晚晚来入怀+7番外 作者:米兮米(晋江2013.6.29完结)





去他。这世上的事,谁敢说绝对,说永远。
  这个问题多想无益,我换了个话题问他,“这里去公司要做哪一路公交?你不要想着说服我搭你的车去上班。”
  言纪对我了然的笑笑,拉我去到窗边。我们的位置与公司大厦只相隔了两条街。言纪说,“你步行二十分钟可以走到公司,刮风下雨你要不愿搭我的车,对面那里有九十七路公交站。”
  原来他早就替我料想周到,连我的心思也猜得很准。我叶晚晚是何德何能,撞到个这样百里难挑的男朋友。我若再不知好歹不懂感恩,恐怕连老天爷也要看不过去。
  我往衣柜里挂了几件衣服,梳妆台上放了些瓶瓶罐罐,也就再也没有什么好收拾。轻飘飘溜达下楼,言纪正在灶台上悠闲自在的炒着菜。我从没见过哪个男人拿锅铲的样子也能这么有型。大概是情人眼里出西施,我的色心已正一寸寸往下陷。
  言纪的菜做得很好吃,可以媲美我那曾在部队当了五年炊事班班长的老爸。我抹完嘴觉得长住不算客,主动站起来收拾碗筷拿去厨房洗。言纪也没阻拦我,只在我洗碗的时候靠在水池边,说,“我觉得一对夫妻一个做饭一个洗碗,非常的和谐。我们以后就如此分工,你觉得怎么样。”

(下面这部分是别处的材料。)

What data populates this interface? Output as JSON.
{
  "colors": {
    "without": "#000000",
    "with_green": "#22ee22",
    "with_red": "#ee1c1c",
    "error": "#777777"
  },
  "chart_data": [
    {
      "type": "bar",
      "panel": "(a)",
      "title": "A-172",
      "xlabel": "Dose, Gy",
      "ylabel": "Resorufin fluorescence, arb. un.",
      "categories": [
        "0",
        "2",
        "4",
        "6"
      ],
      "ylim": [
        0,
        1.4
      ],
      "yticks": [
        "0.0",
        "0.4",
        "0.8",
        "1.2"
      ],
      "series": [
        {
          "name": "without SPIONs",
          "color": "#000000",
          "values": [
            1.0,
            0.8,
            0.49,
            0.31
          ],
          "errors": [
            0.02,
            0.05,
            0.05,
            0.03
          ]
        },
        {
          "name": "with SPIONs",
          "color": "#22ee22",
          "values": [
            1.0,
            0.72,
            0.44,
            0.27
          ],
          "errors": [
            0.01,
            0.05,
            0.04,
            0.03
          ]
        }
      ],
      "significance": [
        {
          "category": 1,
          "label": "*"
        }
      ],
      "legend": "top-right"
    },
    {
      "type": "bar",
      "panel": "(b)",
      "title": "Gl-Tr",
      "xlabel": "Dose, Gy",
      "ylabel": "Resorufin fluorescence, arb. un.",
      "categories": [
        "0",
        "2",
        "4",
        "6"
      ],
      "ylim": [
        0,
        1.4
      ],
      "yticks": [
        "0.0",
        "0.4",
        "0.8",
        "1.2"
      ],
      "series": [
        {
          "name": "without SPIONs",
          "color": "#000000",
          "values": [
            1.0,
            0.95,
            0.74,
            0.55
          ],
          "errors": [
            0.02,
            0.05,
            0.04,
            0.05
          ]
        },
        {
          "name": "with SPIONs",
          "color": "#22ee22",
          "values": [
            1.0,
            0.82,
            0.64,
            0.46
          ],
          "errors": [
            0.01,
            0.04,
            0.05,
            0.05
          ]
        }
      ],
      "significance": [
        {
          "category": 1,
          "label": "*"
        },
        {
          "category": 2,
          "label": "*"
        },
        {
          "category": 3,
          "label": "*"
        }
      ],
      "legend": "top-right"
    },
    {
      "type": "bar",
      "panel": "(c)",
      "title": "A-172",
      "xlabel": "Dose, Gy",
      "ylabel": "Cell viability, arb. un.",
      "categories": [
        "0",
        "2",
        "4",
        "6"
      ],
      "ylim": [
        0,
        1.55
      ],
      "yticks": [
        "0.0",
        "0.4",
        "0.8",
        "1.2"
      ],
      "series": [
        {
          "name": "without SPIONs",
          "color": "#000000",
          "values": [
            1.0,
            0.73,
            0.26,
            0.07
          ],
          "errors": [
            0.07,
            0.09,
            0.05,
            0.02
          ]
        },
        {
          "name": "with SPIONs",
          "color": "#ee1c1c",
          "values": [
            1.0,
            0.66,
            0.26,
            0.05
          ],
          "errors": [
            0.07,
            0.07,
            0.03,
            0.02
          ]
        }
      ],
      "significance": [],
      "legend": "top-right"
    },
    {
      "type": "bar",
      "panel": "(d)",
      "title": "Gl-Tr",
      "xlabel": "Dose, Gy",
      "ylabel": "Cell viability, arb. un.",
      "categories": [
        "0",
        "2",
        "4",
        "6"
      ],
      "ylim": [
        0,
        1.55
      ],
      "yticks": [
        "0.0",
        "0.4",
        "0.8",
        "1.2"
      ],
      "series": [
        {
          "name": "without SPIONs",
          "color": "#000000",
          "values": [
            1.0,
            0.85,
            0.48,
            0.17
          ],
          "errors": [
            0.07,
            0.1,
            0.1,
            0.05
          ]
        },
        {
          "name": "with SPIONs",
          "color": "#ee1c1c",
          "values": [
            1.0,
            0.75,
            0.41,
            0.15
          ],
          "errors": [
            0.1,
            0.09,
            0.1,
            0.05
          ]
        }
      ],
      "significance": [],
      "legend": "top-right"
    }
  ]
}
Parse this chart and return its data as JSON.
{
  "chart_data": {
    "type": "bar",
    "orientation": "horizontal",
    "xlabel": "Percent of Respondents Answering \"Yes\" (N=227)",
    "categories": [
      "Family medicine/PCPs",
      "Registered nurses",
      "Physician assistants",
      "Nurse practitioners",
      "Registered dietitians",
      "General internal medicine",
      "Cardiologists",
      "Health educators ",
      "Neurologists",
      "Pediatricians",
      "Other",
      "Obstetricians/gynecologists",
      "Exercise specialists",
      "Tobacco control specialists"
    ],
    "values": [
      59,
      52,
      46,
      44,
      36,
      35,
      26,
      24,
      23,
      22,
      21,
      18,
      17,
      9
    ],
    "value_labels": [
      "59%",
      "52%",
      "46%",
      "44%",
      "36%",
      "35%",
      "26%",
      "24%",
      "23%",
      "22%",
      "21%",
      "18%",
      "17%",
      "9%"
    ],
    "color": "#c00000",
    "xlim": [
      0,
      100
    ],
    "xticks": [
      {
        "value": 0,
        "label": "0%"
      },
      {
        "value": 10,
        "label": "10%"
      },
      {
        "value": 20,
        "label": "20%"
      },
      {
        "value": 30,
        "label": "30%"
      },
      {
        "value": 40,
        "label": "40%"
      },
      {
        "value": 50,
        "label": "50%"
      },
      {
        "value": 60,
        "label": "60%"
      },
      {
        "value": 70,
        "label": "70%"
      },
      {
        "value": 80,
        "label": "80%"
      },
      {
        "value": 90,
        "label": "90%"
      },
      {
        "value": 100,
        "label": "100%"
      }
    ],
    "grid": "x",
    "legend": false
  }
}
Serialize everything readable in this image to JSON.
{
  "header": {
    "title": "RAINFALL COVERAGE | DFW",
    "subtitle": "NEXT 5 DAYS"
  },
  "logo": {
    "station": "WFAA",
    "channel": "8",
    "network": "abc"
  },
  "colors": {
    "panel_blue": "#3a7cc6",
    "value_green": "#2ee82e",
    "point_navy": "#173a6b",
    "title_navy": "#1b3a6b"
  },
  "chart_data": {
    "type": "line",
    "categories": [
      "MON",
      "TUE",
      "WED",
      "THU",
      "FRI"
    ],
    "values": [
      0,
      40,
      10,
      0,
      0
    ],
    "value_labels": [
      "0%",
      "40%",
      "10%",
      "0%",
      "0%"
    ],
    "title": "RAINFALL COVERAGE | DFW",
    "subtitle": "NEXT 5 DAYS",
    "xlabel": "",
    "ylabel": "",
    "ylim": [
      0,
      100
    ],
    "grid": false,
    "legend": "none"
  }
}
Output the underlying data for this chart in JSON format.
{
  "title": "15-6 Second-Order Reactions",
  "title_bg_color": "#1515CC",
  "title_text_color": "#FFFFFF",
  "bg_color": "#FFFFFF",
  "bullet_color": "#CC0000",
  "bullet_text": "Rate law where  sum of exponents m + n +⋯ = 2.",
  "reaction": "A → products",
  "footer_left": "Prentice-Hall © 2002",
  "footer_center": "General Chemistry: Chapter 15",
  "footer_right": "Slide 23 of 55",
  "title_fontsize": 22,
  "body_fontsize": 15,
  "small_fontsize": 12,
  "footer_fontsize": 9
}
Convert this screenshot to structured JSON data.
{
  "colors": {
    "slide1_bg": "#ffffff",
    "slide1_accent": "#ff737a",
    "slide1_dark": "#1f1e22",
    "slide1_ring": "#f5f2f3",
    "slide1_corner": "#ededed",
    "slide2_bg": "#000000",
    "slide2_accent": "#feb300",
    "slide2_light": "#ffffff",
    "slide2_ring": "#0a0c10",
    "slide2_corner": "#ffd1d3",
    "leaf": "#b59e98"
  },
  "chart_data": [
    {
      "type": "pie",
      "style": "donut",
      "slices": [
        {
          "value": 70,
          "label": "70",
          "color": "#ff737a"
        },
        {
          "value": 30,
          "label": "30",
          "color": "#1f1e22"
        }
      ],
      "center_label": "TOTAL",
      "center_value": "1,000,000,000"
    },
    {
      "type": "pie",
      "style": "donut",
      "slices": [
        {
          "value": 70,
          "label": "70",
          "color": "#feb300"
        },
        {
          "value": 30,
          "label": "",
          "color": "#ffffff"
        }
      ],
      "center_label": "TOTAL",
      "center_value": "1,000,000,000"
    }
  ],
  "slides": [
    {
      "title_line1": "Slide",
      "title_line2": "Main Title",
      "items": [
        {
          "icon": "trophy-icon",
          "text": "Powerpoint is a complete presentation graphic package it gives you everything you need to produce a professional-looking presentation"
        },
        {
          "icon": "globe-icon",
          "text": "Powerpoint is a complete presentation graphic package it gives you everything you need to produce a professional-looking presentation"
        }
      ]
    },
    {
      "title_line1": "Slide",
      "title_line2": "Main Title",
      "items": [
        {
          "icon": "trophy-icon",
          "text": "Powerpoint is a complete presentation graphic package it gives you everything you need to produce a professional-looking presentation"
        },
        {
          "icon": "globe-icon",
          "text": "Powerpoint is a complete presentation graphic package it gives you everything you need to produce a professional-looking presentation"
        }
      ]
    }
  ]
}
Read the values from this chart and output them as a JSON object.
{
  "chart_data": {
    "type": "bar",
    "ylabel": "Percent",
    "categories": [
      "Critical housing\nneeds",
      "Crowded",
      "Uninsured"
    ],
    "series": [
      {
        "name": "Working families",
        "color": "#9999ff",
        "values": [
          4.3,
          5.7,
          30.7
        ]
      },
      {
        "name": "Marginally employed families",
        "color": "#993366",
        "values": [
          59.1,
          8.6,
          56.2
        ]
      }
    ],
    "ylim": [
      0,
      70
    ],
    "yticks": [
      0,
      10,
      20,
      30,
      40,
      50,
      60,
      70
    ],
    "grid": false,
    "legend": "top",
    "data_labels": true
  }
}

  我随口答了句“好”,没觉得有任何不妥。直到听到他嘿嘿嘿的笑声,才发现被他占了便宜。我知道言纪很善用这一招,在附中时他就常常这样逗我,非要惹得我脸红脖子粗才肯罢手。可每次生再大的气,还是又被他哄了回去。也不知道是因为我太好哄,还是他哄人的技术在我身上练得越来越纯熟。我当年觉得言纪是依照我的年纪尽玩些逗小孩的伎俩,想不到七年后的今天,他也依然如此幼稚。
  几天后跟唐一朵闲聊,她问我跟言纪的同居生活过得如何,我想了一下给了她四个字,相亲相爱。 
  言纪喜欢带我去各种口味的餐厅尝新菜,遇到喜欢的菜色,他就会耐心研究一下它的作法要领。人都说恋爱会使人智商变成零,我对菜色的品鉴本领却蒸蒸日上。
  我不知道这个城市一共有多少家吃饭的地方,如果是一个人住在城东,另一个人住在城西,却能在城北的一家不知名小餐厅遇见,这是怎样神奇的一种缘分。
  这样的缘分发生在我跟卓奕身上。当我刚在餐厅坐下,越过几张空桌看见卓奕跟关悦时,我脑中首先想到的是,是不是恋爱中的人都很喜欢学烧饭,卓奕也是来这里偷师学艺。看样子却不太像,小两口的脸色都不太好看。我想以我们现在的距离,卓奕有百分之五十的可能看不到我,另百分之五十是看得到我。如果看不见,大家相安无事各吃各的饭,我也不会主动上前打招呼。如果是看见了,客套的话我也能咬着牙说两句。于是我装作无事跟言纪商讨完菜单的荤素搭配,然后像往常一样,说一说我们身为底层员工每天所经历的水深火热。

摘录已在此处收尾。